The Utah Jazz are going on year six of trying to navigate their way through the Western Conference. This time around, there’s a desperate sense of urgency for them to come out on top.
Utah finished the 2021-22 NBA regular season 49-33, which is good for the fifth seed in the West. They’ll face off with the Dallas Mavericks, who could potentially lack Luka Doncic due to a calf strain, in the first round of the playoffs. If the Mavericks indeed don’t have Doncic, the Jazz have no excuse to lose the series.
One way or another, though, Utah must find a way to break through and win the West. If they don’t, a daunting offseason awaits.
Prominent Utah Jazz players, like Donovan Mitchell, could be elsewhere next season
“Uncertainty” is the best way to describe the state of the Jazz. That uncertainty starts with the franchise player.
Donovan Mitchell’s future with the Jazz has been front and center all season. Rumors have percolated that the team has dealt with issues behind the scenes and that Mitchell may request a trade if the Jazz are eliminated early in the playoffs. One figures that center Rudy Gobert would be attainable via a trade if Mitchell was moved.
Long-time head coach Quin Snyder has been mentioned as a successor to Gregg Popovich with the San Antonio Spurs and a candidate for the Los Angeles Lakers’ open head-coaching position.
There has never been this much smoke with the Jazz under Snyder. Something has to give. Does that mean Mitchell, Gobert, and Snyder will all be elsewhere next season? Not necessarily, but Utah has to pull the plug or try something different if the team keeps coming up short in the playoffs.
The outlook of the teams around them furthers the notion that the 2022 postseason is a breaking point for the Jazz.
The Utah Jazz have maintained the same program for five seasons
The Jazz are a well-rounded, fundamentally sound team. Mitchell is one of the best all-around players in the NBA. Gobert is a defensive backbone. Bojan Bogdanovic is a reliable shooting scorer. Mike Conley is an efficient ball-handler.
Jordan Clarkson is an effective, jolt scorer. Royce O’Neale is a high-level shooter. Rudy Gay and Hassan Whiteside are starting-caliber players. Snyder has built a team that can always compete. The problem? Nothing has changed with this team in five years.
The Jazz were a raw bunch in Mitchell’s rookie season, 2017-18, when they pulled off an impressive first-round series win over a star-studded Oklahoma City Thunder team. They then lost to a better Houston Rockets team the ensuing season. In 2019-20, the Jazz blew a 3-1 first-round series lead to the Denver Nuggets. Last season, they blew a 2-0 second-round series lead and a 25-point Game 6 lead to the Clippers. To boot, Kawhi Leonard didn’t play in Games 5 and 6 for the Clippers.
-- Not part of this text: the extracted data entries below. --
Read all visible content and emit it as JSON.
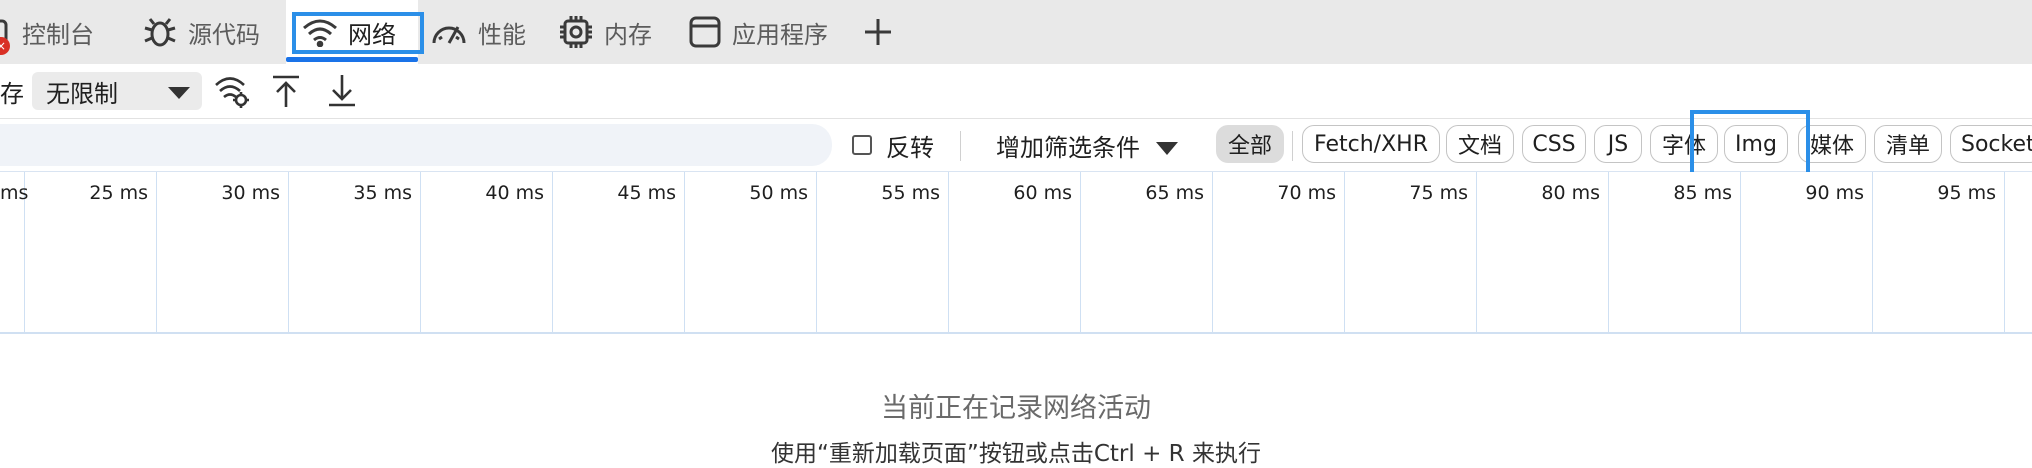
{
  "tabs": [
    {
      "label": "控制台",
      "icon": "console-icon",
      "badge": "×"
    },
    {
      "label": "源代码",
      "icon": "bug-icon"
    },
    {
      "label": "网络",
      "icon": "wifi-icon",
      "active": true
    },
    {
      "label": "性能",
      "icon": "gauge-icon"
    },
    {
      "label": "内存",
      "icon": "chip-icon"
    },
    {
      "label": "应用程序",
      "icon": "window-icon"
    },
    {
      "label": "+",
      "icon": "plus-icon"
    }
  ],
  "toolbar": {
    "cache_label": "存",
    "throttle_value": "无限制",
    "icons": [
      "network-conditions-icon",
      "upload-icon",
      "download-icon"
    ]
  },
  "filter": {
    "placeholder": "",
    "invert_label": "反转",
    "more_filters_label": "增加筛选条件",
    "chips": [
      "全部",
      "Fetch/XHR",
      "文档",
      "CSS",
      "JS",
      "字体",
      "Img",
      "媒体",
      "清单",
      "Socket"
    ],
    "selected_chip": "全部"
  },
  "timeline": {
    "ticks": [
      "ms",
      "25 ms",
      "30 ms",
      "35 ms",
      "40 ms",
      "45 ms",
      "50 ms",
      "55 ms",
      "60 ms",
      "65 ms",
      "70 ms",
      "75 ms",
      "80 ms",
      "85 ms",
      "90 ms",
      "95 ms"
    ]
  },
  "empty_state": {
    "title": "当前正在记录网络活动",
    "hint": "使用“重新加载页面”按钮或点击Ctrl + R 来执行"
  },
  "colors": {
    "accent": "#1a73e8",
    "highlight_box": "#2b8fe8",
    "badge_red": "#d93025",
    "timeline_grid": "#cfe0f3"
  }
}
The Jazz’s only season that featured a shade of variety was the 2020-21 campaign, as they finished with the best record in the West. They were an amplified version of themselves and had teams playing at their pace but also held the same playoff fate.
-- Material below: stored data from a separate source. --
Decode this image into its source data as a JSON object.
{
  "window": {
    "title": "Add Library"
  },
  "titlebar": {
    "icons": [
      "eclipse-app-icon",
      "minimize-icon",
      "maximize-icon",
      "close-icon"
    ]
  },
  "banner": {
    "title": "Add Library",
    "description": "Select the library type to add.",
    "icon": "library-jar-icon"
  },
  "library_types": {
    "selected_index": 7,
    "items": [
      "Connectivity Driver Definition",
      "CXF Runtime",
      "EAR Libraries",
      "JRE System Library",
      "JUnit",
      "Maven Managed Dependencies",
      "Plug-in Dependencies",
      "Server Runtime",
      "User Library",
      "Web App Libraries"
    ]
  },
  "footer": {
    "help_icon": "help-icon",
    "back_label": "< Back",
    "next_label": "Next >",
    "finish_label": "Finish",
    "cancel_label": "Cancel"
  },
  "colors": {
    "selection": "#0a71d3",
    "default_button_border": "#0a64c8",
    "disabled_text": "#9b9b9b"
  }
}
Every expensive transaction the Jazz have made since 2017 (e.g. acquiring Conley and signing Bogdanovic) has merely reinforced their offense, which is a halfcourt operation reliant on defensive dominance. There has never been a transcendent pickup for this program. They have a star isolation scorer in Mitchell who’s accompanied by a roster that’s supposed to complement him.
Fellow Western Conference contenders have more upside than the Utah Jazz
If the Jazz lose in round one or two and keep everyone, are they going to suffer or not make the playoffs? Of course not. At the same time, a lot of the teams the Jazz are competing with have more upside than them past this season.
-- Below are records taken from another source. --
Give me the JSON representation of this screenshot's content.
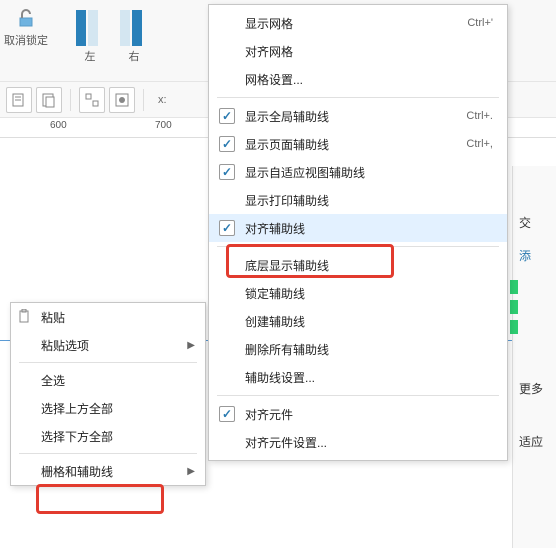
{
  "toolbar": {
    "unlock_label": "取消锁定",
    "left_label": "左",
    "right_label": "右",
    "x_label": "x:"
  },
  "ruler": {
    "tick600": "600",
    "tick700": "700"
  },
  "context_menu": {
    "paste": "粘贴",
    "paste_options": "粘贴选项",
    "select_all": "全选",
    "select_above": "选择上方全部",
    "select_below": "选择下方全部",
    "grid_guides": "栅格和辅助线"
  },
  "submenu": {
    "items": [
      {
        "label": "显示网格",
        "shortcut": "Ctrl+'",
        "checked": false
      },
      {
        "label": "对齐网格",
        "shortcut": "",
        "checked": false
      },
      {
        "label": "网格设置...",
        "shortcut": "",
        "checked": false
      }
    ],
    "items2": [
      {
        "label": "显示全局辅助线",
        "shortcut": "Ctrl+.",
        "checked": true
      },
      {
        "label": "显示页面辅助线",
        "shortcut": "Ctrl+,",
        "checked": true
      },
      {
        "label": "显示自适应视图辅助线",
        "shortcut": "",
        "checked": true
      },
      {
        "label": "显示打印辅助线",
        "shortcut": "",
        "checked": false
      },
      {
        "label": "对齐辅助线",
        "shortcut": "",
        "checked": true
      }
    ],
    "items3": [
      {
        "label": "底层显示辅助线",
        "shortcut": "",
        "checked": false
      },
      {
        "label": "锁定辅助线",
        "shortcut": "",
        "checked": false
      },
      {
        "label": "创建辅助线",
        "shortcut": "",
        "checked": false
      },
      {
        "label": "删除所有辅助线",
        "shortcut": "",
        "checked": false
      },
      {
        "label": "辅助线设置...",
        "shortcut": "",
        "checked": false
      }
    ],
    "items4": [
      {
        "label": "对齐元件",
        "shortcut": "",
        "checked": true
      },
      {
        "label": "对齐元件设置...",
        "shortcut": "",
        "checked": false
      }
    ]
  },
  "right_panel": {
    "interact": "交",
    "link": "添",
    "more": "更多",
    "adapt": "适应"
  }
}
The top three seeds in the West — the Phoenix Suns, Memphis Grizzlies, and Golden State Warriors — aren’t going anywhere in terms of contending for the West. Phoenix’s roster is a well-oiled machine on both ends of the floor with a youthful roster. Memphis has continually progressed with several players who generate offense on their own. Golden State has a handful of proven commodities in their prime accompanied by a bevy of compelling, young players.
Dallas has become an elite defensive team with multiple players capable of scoring in isolation. The Denver Nuggets won 48 games this season with Jamal Murray and Michael Porter Jr. playing a combined nine games. Meanwhile, the Clippers presumably get Leonard back next season.
All of the aforementioned teams have lethal offenses. The Jazz don’t have that. They’re effective in what they do, but it only gets them so far. When they run into a more dynamic team and/or one with two star scorers in the playoffs, they lose steam.
Everything that happened in the regular season is irrelevant from Utah’s perspective. They avoided the Play-in Tournament and had to beat at least two great teams to win the West no matter their seed. Now they need to find a way to generate more offense and finish off teams. Another playoff flop leads to an ominous and heartbreaking offseason.